I find that I waste an exorbitant amount of time pursuing futile endeavors. For example, I find that I spend an excessive amount of time asking my three children the most inane of questions. Questions I already know the answers to, but I feel compelled to ask none the less.
“Did you hear what I just said?”
“Do you want to go to your room?”
“Do you need a spanking?”
(Yes. We occasionally spank. It’s a personal decision every parent needs to make on their own. I don’t need your advice about it. When you are in my situation, I’m sure you will be a much better parent than I am and you will do everything completely differently.)
(Yes. We occasionally spank. It’s a personal decision every parent needs to make on their own. I don’t need your advice about it. When you are in my situation, I’m sure you will be a much better parent than I am and you will do everything completely differently.)
Or I just reiteratie the same few statements all day long.
“Porter, get your hands out of your pants!”
“No, No, I’m pretty sure I said NO!”
“Leave the dog alone. He doesn’t like you.”
“I’m going to count to three! One…Two….”
All the while I am making these insane statements or posing vague threats I forget the most brilliant medical diagnosis ever made concerning children. “Children are BRAIN DAMAGED!” (Intuitive wisdom from Dr. Bill Cosby.) If I could just remember this fact I might save myself a great deal of frustration, anxiety, and more than a few sore throats.
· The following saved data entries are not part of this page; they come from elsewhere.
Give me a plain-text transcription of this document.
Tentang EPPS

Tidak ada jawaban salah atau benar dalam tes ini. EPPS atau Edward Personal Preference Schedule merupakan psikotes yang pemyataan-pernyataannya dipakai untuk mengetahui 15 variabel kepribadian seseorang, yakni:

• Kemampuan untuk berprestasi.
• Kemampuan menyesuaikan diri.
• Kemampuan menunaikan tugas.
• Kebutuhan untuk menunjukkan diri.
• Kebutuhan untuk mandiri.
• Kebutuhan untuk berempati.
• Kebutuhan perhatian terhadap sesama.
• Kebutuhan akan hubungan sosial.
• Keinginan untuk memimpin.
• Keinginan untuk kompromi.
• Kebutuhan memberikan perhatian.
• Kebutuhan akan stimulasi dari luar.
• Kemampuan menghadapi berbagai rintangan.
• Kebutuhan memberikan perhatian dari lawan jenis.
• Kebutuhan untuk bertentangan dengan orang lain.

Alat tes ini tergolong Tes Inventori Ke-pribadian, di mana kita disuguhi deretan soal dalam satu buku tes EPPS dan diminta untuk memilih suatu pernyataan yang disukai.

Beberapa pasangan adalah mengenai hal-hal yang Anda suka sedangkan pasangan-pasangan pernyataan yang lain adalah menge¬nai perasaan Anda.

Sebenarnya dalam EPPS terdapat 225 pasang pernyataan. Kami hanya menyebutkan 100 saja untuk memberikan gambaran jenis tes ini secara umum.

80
The other big time suck in my life is cleaning. (sigh) Why must I clean constantly? I don’t know if it’s a mental illness or just the way of the world but, I clean CONSTANTLY! I barely ever stop, from the time I wake up in the morning until I go to bed at night, and for the most part it’s the same cleaning project over and over. I constantly pick up toys. I constantly do dishes (around 2-3 loads a day) and laundry (2-4 loads a day). I would trade water bills with just about anyone! Between my children’s fascination with flushing the toilet and our legitimate water usage our monthly water bill looks like a small mortgage. All I know is that the worst phrase ever uttered by a child is “Mommy I done,” because it means you have something to clean!